Una diagnosi energetica o un confronto tecnico qualificato può aiutare a evitare interventi scollegati e a scegliere una sequenza coerente
con obiettivi, budget e pratiche.

 

Che cosa si intende per efficientamento energetico?

Che cosa si intende per efficientamento energetico?Per efficientamento energetico si intende l’insieme di interventi tecnici e gestionali che riducono l’energia necessaria per garantire lo stesso livello di comfort e di servizi in un edificio (riscaldamento, raffrescamento, acqua calda, ventilazione, illuminazione), oppure che migliorano il comfort a parità di consumi.

In pratica significa diminuire le dispersioni e le inefficienze, ottimizzare gli impianti e, quando possibile, integrare fonti rinnovabili, con l’obiettivo di abbassare i consumi e migliorare le prestazioni energetiche misurabili dell’immobile.

Nel residenziale, l’efficientamento si realizza tipicamente agendo su due leve: involucro e impianti. L’involucro comprende isolamento (cappotto, coibentazione del tetto), serramenti e schermature per limitare le perdite e i guadagni termici indesiderati; gli impianti includono soluzioni più efficienti (pompe di calore, caldaie ad alta efficienza, sistemi di regolazione) e autoproduzione da rinnovabili (fotovoltaico, eventualmente accumulo). A livello operativo, il risultato si traduce spesso in un miglioramento dell’APE (classe energetica) e/o in una riduzione dei consumi stimati o misurati.

FAQ

Prestito green e detrazioni sono compatibili?

Sì. La detrazione dipende dalla natura dell’intervento e dal rispetto di requisiti e adempimenti (fatture, pagamenti, eventuale ENEA), non dal fatto che tu abbia finanziato la spesa.

Prestito green vs mutuo green: qual è la differenza principale?

Il prestito green è di norma non ipotecario e più rapido; il mutuo green è più strutturale (spesso con ipoteca), adatto a importi elevati e con requisiti energetici/documentali più stringenti (APE/miglioramento).

Serve sempre l’APE per un prestito green?

Non sempre.
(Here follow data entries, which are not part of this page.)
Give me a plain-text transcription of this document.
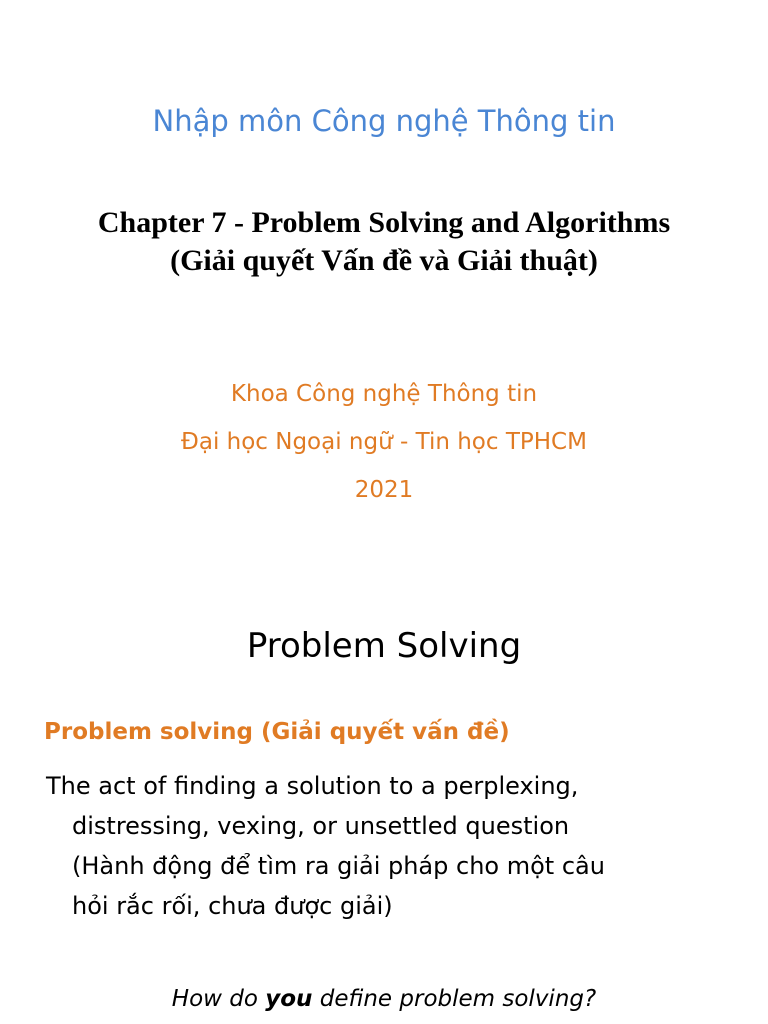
Nhập môn Công nghệ Thông tin
Chapter 7 - Problem Solving and Algorithms
(Giải quyết Vấn đề và Giải thuật)
Khoa Công nghệ Thông tin
Đại học Ngoại ngữ - Tin học TPHCM
2021
Problem Solving
Problem solving (Giải quyết vấn đề)
The act of finding a solution to a perplexing,
distressing, vexing, or unsettled question
(Hành động để tìm ra giải pháp cho một câu
hỏi rắc rối, chưa được giải)
How do you define problem solving?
È più tipico che l’APE sia richiesto o valorizzato nei mutui green; nel prestito green può essere richiesto oppure risultare utile, a seconda dell’istituto.

Entro quando va inviata la comunicazione ENEA?
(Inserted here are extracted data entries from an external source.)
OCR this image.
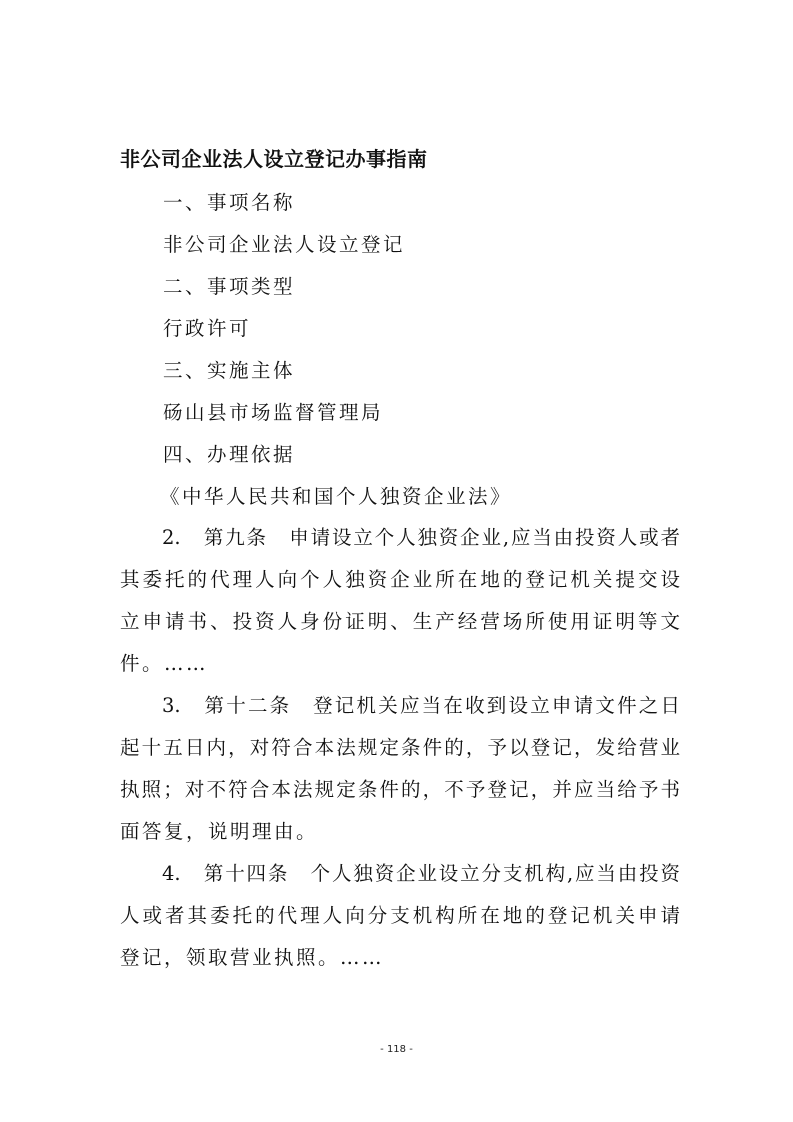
非公司企业法人设立登记办事指南
一、事项名称
非公司企业法人设立登记
二、事项类型
行政许可
三、实施主体
砀山县市场监督管理局
四、办理依据
《中华人民共和国个人独资企业法》
2.　第九条　申请设立个人独资企业,应当由投资人或者
其委托的代理人向个人独资企业所在地的登记机关提交设
立申请书、投资人身份证明、生产经营场所使用证明等文
件。……
3.　第十二条　登记机关应当在收到设立申请文件之日
起十五日内，对符合本法规定条件的，予以登记，发给营业
执照；对不符合本法规定条件的，不予登记，并应当给予书
面答复，说明理由。
4.　第十四条　个人独资企业设立分支机构,应当由投资
人或者其委托的代理人向分支机构所在地的登记机关申请
登记，领取营业执照。……
- 118 -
Entro 90 giorni dalla data di fine lavori, quando l’intervento rientra tra quelli soggetti a invio (fonte: ENEA).

Per spese 2025–2026 qual è la detrazione per riqualificazione energetica?

Per spese 2025–2026 la detrazione è 36%, elevata al 50% in caso di abitazione principale (fonte: Agenzia delle Entrate).

Posso finanziare fotovoltaico e accumulo con un prestito green?

In generale sì: molte soluzioni includono l’accumulo se previsto e documentato nel preventivo/contratto, e se rientra nelle condizioni del finanziatore.

Il prestito deve essere finalizzato per ottenere i bonus?

No. Ai fini dei bonus conta la corretta gestione della spesa (fatture, pagamenti e adempimenti). Il finalizzato può rendere più semplice la tracciabilità operativa.

Mutuo green ristrutturazione: cosa significa “miglioramento energetico sensibile”?

In prassi significa poter dimostrare un upgrade misurabile (es. miglioramento di classi energetiche o riduzione consumi) tramite documentazione tecnica (APE pre/post o equivalenti), secondo policy bancarie.

Quali lavori rientrano più spesso nel prestito efficientamento energetico?

Fotovoltaico, pompe di calore, infissi, cappotto/isolamento e altri interventi che riducono consumi o aumentano energia da fonti rinnovabili, in base alle condizioni dell’istituto.